Workers’ poor mental health is due to the extremely high levels of stress they face on the job. According to the Trade Union Congress of the Philippines, the top triggers are:
- Customer harassment
- Excessive, repetitive work
- Challenging performance expectations
- Monotonous work
- The stress associated with night shifts
Many workers elect to work in stressful industries, so one might be inclined to show no more concern for BPO workers than they show for the stress associated with fire-fighting, law enforcement or other intense worker lives. But the transnational aspects of BPO coupled with the anonymity in which many workers are forced to operate makes it easy for companies to avoid investing in good working conditions.
The Benefits of Transparency and Autonomy
We at Prialto founded our offshore virtual assistant service model during the Great Recession when unemployment in the United States was climbing to 10%. Despite the potential backlash towards our offshore model, we followed a policy of complete transparency from the beginning. Our view has always been that in a hyper-connected world, there is little value created by simply connecting two people to work together, the way most other outsourcing service platforms do.
Our managed service model was created in contrast to simple labor marketplaces like Upwork or Craigslist, believing that curated labor combined with ongoing management and support based on learned best practices would create value for both our employees and our customers.
We believe that we need to add substantial value for both our customers in terms of saving management time and for our employees through training and development so that these two constituencies will wish to continue working through us instead of finding ways to work around us. If we ever fail to continue building value for both constituencies, we believe that we will deserve to be disintermediated. But if we do continue to invest in creating ever greater value, then all parties win by working through us.

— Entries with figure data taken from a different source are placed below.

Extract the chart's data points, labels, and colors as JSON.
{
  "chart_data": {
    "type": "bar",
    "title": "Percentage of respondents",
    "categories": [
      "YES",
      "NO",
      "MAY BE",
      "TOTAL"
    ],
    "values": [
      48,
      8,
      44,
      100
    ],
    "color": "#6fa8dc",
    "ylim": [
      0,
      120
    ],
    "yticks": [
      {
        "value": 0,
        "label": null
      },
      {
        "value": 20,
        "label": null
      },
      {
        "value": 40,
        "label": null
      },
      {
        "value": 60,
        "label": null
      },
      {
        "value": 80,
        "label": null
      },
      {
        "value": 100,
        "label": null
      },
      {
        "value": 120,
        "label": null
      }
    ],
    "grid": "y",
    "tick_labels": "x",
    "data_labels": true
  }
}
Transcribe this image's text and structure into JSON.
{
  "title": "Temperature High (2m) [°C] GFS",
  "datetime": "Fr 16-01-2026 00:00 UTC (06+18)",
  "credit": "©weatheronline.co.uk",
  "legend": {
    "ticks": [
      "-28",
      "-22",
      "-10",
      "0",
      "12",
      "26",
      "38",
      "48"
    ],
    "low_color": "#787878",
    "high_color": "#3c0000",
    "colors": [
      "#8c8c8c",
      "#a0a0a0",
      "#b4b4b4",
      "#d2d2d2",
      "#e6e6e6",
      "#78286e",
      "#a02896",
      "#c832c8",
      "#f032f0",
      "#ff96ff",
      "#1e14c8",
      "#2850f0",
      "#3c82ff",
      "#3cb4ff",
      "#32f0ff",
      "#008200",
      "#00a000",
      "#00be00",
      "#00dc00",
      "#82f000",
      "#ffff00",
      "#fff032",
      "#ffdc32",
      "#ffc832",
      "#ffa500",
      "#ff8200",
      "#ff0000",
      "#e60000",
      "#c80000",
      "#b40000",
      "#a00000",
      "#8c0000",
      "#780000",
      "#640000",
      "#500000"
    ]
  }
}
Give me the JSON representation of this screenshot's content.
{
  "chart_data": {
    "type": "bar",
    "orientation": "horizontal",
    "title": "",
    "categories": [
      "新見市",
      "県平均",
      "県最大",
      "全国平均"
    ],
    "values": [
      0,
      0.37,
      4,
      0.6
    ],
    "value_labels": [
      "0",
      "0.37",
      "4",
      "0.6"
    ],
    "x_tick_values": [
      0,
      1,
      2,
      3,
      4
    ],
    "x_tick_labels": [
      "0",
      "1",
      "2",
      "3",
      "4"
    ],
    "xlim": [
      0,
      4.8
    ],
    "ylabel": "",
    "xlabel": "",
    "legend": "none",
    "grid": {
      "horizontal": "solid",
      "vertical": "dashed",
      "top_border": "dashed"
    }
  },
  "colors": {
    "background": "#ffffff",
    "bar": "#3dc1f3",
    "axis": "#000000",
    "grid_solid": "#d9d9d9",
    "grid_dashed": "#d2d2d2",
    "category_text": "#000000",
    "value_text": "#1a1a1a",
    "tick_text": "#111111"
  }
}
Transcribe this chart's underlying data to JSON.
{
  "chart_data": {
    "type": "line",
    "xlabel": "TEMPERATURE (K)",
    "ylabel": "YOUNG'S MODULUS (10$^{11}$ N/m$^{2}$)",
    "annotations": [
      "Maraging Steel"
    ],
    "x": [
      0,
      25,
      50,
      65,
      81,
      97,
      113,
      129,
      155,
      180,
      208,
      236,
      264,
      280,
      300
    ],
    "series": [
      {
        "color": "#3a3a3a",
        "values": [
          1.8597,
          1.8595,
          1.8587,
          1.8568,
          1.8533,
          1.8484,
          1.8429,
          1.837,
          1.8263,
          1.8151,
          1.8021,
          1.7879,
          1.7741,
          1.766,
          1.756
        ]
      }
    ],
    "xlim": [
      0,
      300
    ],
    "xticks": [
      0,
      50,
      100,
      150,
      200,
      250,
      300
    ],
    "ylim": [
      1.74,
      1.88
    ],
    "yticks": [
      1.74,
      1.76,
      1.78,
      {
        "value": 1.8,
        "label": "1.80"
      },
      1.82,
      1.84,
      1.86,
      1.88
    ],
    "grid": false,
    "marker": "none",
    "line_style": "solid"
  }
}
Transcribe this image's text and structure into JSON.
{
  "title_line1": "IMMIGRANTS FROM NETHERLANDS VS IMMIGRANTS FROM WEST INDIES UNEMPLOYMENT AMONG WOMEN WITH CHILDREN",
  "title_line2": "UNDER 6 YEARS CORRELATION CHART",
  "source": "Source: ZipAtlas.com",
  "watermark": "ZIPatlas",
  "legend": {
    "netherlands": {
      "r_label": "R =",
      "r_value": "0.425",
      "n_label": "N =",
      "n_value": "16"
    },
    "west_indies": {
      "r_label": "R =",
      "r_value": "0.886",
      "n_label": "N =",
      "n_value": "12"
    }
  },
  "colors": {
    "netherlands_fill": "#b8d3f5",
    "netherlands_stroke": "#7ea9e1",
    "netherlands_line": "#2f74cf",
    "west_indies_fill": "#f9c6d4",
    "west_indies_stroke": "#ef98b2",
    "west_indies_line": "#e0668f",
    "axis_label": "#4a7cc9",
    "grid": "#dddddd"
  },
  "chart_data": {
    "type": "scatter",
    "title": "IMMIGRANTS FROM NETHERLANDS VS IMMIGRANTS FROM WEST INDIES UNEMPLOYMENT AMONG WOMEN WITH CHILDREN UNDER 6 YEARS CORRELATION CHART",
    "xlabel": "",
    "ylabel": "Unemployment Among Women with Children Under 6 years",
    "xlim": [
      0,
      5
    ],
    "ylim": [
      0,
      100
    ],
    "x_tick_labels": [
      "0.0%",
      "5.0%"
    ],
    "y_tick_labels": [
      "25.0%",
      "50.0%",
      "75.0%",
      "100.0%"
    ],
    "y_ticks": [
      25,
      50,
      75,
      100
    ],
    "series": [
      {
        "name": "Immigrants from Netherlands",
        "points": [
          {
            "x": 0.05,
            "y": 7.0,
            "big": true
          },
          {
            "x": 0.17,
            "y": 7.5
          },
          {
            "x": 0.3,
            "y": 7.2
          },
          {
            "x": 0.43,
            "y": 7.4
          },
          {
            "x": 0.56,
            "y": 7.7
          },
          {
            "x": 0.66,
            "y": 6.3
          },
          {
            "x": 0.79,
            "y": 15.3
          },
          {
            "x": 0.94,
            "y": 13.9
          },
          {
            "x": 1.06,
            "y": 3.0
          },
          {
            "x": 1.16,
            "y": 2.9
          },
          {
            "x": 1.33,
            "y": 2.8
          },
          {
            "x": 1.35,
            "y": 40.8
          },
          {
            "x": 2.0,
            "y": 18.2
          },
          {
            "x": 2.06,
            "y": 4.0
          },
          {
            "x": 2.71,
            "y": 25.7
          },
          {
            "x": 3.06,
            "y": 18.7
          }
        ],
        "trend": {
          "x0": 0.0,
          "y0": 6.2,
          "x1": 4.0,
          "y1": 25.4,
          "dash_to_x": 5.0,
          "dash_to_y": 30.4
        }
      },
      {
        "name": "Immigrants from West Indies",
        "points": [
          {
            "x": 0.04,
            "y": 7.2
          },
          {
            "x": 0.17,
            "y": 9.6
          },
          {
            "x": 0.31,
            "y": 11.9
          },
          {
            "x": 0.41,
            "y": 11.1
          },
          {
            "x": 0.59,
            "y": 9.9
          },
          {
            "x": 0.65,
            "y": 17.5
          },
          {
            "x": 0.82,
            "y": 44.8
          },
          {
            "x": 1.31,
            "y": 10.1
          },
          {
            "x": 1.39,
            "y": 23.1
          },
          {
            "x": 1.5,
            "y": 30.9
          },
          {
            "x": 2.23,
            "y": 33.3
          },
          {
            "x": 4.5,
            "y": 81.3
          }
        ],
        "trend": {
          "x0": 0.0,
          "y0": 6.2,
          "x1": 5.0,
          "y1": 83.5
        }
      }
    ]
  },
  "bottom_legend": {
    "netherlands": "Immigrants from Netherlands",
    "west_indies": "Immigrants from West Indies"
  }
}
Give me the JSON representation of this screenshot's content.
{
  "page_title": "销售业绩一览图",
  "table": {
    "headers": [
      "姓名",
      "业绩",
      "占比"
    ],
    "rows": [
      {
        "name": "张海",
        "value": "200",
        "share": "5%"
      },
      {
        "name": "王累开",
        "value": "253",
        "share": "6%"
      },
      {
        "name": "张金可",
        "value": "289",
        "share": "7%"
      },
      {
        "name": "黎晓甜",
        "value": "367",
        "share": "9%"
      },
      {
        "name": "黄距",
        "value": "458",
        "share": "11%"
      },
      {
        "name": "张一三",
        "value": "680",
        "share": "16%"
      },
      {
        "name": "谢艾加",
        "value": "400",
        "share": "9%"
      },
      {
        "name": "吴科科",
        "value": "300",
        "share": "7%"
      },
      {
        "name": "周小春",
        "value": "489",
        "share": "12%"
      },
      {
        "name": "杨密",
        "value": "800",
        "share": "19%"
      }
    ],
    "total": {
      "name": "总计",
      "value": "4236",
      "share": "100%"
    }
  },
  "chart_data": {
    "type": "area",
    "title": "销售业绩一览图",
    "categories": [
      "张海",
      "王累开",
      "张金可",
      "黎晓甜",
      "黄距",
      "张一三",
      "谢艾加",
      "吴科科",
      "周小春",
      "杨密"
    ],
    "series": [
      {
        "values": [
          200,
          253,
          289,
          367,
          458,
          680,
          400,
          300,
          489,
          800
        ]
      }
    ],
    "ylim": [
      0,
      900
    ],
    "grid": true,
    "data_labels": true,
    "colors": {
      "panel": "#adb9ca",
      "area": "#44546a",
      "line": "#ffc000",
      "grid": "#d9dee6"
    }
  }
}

In holding ourselves to this high standard, we also believe that we have nothing to hide about our business. From the beginning, we set out to legitimize our offshoring model. In fact, we help each of our new employees present themselves on LinkedIn. This obviously makes them easy to poach in the competitive war for talent inside the growing BPO industry, but we see that as simply keeping us on our toes.
We believe if we are adding value for our employees they will stay with us. And while a very few employees have used what we’ve taught them to hurt our business, the vast majority invest back into Prialto as we invest back into them.
This is why we have a firm policy on all employees using their real names or preferred nicknames and on celebrating instead of hiding where they are from. We know that we can honor their local culture while still teaching them the context of the hard-charging north American executives and business culture that they support
Companies wishing to do well must do good. There is a great opportunity for companies who are willing to invest in positive working conditions to attract the best workers and deliver exceptional service to their customers.